Do you think blockchain is as much of a potential disruptor of your business as it is touted to be by some of its more enthusiastic proponents?

There are two ways to look at regulation and technology, particularly blockchain. One is as a disruptor. The other is as an enabler. Some of the best innovations we’ve introduced are because of T2S and the optionality we’ve provided clients. These are a big part of our digitalisation agenda. Regulatory and infrastructure change can also be an enabler for thought leadership and a catalyst for new idea generation; similarly with technology.

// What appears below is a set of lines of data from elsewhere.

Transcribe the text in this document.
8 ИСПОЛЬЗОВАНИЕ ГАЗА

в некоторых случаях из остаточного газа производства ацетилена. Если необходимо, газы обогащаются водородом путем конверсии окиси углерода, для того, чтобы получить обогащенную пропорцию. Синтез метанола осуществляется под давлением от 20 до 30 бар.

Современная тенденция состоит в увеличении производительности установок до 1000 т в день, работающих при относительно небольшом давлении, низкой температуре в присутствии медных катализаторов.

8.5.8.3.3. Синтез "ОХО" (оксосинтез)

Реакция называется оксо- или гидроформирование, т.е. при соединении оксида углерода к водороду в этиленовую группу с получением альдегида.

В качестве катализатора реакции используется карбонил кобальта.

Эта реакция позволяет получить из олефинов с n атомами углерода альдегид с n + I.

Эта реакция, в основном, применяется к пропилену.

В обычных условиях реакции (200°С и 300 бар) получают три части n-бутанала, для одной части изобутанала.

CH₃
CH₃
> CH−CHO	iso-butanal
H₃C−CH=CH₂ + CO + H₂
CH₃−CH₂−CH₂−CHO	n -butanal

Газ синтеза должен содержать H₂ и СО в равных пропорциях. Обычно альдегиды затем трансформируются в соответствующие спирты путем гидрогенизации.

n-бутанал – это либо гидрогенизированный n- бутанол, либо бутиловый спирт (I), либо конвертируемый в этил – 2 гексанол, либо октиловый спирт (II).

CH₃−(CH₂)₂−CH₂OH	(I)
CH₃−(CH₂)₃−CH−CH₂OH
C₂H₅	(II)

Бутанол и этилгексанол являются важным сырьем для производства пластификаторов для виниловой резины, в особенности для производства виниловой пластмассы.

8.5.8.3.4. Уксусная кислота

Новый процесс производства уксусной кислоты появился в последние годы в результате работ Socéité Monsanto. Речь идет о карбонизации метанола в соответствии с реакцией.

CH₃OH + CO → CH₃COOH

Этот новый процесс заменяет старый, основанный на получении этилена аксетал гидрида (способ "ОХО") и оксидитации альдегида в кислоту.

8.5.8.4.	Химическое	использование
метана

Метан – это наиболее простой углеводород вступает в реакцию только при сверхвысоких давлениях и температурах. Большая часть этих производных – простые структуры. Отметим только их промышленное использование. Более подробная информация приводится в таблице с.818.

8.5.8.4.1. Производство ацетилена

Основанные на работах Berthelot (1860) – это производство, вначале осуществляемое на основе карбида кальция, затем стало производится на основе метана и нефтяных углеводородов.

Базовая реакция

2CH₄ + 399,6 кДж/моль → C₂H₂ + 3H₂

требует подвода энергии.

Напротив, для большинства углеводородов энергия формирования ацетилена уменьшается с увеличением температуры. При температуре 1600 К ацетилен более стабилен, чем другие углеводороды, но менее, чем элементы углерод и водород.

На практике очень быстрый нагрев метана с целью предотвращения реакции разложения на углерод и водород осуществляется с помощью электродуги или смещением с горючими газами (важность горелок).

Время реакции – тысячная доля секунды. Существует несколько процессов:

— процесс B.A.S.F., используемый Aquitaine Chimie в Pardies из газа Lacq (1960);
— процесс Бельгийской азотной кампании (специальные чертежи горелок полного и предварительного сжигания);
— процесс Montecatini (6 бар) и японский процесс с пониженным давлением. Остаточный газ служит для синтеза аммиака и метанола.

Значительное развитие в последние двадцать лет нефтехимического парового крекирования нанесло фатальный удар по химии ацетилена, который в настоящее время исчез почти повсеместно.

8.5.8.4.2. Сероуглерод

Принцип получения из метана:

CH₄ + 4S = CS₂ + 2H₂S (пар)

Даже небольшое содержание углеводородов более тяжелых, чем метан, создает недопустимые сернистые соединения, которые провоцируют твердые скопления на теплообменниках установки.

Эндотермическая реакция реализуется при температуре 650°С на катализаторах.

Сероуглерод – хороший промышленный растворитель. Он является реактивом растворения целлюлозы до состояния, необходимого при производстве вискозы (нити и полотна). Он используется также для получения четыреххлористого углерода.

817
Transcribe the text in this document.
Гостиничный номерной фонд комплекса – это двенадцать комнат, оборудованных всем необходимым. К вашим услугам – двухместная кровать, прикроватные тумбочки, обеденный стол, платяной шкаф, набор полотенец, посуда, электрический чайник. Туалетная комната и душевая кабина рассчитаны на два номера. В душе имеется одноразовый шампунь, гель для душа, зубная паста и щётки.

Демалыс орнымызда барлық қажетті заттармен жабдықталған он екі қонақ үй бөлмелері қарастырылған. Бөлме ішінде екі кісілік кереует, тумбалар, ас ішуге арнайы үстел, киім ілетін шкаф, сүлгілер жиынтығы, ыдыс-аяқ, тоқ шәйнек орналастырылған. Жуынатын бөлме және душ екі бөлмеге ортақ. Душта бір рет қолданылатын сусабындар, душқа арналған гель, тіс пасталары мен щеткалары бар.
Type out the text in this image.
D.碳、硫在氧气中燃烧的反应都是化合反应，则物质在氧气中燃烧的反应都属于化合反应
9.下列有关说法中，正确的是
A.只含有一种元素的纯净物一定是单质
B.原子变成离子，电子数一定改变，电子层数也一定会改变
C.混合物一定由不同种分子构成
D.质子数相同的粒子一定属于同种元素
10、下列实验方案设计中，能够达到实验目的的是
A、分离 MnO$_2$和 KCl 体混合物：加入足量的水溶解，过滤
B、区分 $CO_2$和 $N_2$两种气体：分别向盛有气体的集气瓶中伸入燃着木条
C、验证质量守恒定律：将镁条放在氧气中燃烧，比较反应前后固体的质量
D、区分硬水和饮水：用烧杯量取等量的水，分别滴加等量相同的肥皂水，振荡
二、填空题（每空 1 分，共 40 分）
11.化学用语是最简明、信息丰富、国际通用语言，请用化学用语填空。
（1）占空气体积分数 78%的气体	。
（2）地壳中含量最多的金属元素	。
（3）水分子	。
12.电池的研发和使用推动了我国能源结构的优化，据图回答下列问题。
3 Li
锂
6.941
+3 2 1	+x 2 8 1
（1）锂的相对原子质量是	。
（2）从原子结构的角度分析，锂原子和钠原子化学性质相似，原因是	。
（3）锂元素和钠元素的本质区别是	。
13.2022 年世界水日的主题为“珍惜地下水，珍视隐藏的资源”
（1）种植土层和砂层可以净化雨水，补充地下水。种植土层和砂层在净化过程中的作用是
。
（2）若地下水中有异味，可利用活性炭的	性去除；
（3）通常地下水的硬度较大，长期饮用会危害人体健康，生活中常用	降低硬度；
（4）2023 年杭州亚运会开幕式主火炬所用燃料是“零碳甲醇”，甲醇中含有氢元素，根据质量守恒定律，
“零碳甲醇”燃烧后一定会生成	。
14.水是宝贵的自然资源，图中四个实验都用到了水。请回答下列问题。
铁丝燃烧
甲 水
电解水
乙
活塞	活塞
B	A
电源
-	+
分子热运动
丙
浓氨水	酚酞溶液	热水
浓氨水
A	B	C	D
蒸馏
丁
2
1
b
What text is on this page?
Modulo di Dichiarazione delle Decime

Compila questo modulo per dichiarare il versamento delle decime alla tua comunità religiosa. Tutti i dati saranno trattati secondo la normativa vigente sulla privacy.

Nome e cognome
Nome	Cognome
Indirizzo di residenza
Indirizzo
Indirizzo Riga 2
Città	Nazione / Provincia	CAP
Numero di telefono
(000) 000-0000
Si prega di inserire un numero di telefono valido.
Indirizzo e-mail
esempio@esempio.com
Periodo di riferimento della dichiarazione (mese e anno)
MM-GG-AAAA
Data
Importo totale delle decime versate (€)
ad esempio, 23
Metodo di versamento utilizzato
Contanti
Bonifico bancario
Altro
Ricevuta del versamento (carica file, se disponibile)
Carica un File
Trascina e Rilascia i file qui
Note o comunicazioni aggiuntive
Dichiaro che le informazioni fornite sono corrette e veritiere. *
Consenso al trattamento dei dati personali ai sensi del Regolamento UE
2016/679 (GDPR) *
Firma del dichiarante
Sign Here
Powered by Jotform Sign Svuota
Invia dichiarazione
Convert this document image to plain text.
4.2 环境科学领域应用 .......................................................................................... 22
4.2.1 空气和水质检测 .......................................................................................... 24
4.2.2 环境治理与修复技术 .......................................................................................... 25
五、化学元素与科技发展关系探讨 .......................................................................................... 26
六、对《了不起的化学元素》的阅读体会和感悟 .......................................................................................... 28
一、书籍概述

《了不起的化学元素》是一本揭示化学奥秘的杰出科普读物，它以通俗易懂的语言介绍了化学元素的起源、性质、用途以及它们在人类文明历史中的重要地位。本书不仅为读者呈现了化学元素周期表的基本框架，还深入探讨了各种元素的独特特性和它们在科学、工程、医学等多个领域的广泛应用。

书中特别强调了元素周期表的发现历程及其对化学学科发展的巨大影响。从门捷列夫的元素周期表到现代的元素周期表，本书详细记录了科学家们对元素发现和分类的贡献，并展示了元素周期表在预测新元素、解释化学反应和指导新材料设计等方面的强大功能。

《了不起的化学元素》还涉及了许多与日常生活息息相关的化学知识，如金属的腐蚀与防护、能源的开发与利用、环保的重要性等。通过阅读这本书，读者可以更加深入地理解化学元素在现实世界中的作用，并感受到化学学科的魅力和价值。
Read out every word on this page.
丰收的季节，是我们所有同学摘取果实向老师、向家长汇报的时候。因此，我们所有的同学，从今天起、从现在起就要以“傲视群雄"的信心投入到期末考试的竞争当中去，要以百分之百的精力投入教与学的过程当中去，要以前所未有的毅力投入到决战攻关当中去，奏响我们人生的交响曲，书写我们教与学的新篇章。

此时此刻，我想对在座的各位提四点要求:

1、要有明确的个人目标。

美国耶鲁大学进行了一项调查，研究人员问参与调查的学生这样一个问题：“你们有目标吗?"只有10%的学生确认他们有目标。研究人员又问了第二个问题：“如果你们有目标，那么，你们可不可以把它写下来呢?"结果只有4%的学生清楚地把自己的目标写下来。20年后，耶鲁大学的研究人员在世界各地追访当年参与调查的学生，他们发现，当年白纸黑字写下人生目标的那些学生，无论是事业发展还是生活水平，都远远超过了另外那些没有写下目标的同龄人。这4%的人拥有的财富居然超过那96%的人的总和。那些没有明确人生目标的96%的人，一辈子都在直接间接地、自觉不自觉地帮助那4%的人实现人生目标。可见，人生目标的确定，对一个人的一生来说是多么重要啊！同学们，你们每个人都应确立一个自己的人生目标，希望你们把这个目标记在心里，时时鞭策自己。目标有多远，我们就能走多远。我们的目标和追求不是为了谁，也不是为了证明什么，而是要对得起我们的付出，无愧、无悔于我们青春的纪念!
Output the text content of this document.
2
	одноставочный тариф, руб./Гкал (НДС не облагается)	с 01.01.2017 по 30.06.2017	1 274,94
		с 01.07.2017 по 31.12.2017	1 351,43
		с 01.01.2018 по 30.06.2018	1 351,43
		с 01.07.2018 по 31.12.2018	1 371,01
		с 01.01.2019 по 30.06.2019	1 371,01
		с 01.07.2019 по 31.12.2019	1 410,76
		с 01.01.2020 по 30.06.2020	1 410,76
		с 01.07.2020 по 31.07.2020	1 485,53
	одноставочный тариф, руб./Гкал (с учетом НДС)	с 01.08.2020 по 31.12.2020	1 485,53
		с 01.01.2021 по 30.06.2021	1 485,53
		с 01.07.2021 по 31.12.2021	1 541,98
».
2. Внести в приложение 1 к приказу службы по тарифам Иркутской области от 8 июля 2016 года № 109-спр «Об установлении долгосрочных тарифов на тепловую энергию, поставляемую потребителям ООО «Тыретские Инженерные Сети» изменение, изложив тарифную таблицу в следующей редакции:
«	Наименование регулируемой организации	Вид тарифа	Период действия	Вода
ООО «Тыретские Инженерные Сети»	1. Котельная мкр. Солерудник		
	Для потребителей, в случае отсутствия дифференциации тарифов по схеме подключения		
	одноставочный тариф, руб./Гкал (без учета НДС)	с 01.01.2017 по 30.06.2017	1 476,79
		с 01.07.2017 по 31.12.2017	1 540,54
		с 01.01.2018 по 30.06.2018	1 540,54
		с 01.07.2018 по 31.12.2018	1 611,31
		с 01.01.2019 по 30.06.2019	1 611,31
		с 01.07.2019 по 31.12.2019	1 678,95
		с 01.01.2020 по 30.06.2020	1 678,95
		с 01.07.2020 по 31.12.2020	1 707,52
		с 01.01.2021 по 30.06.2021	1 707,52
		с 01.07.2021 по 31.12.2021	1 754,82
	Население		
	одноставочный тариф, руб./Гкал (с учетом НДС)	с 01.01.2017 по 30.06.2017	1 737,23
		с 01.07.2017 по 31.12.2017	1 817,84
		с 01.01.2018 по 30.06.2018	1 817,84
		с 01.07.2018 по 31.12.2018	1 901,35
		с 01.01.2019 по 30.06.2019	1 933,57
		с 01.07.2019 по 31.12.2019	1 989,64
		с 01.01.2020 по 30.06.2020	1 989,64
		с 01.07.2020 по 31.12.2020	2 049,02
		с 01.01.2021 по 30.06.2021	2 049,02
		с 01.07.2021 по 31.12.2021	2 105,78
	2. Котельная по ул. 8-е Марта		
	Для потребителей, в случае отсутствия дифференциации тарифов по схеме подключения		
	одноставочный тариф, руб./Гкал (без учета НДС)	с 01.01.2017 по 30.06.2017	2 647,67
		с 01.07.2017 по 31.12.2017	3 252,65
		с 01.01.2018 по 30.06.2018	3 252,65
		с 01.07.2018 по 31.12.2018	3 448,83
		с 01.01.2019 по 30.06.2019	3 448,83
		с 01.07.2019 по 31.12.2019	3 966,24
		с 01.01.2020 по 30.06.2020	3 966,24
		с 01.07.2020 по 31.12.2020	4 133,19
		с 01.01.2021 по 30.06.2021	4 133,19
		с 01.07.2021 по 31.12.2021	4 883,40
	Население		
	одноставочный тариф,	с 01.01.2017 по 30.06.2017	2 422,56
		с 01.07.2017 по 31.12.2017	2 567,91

First you have to get out of the mindset that blockchain will disrupt the business. I think it will enable us to look at the business slightly differently. It may ease the pressure points in clearing and settlement. Any technology that allows simultaneous real-time transfer will help us change the business not necessarily in a bad way. We have innovation labs in three locations globally, but technology is not a solution, it is a way to get to a solution.

Is there any business opportunity or challenge on which the business has stuck its head in the sand?

Where I would challenge myself and some of my peers is to look at other industries and benchmark ourselves against them. Have we looked at what best practice looks like in other industries? What can we learn from them? How for example have pharmaceutical companies dealt with regulation? How do online retailers such as Amazon deal with repricing?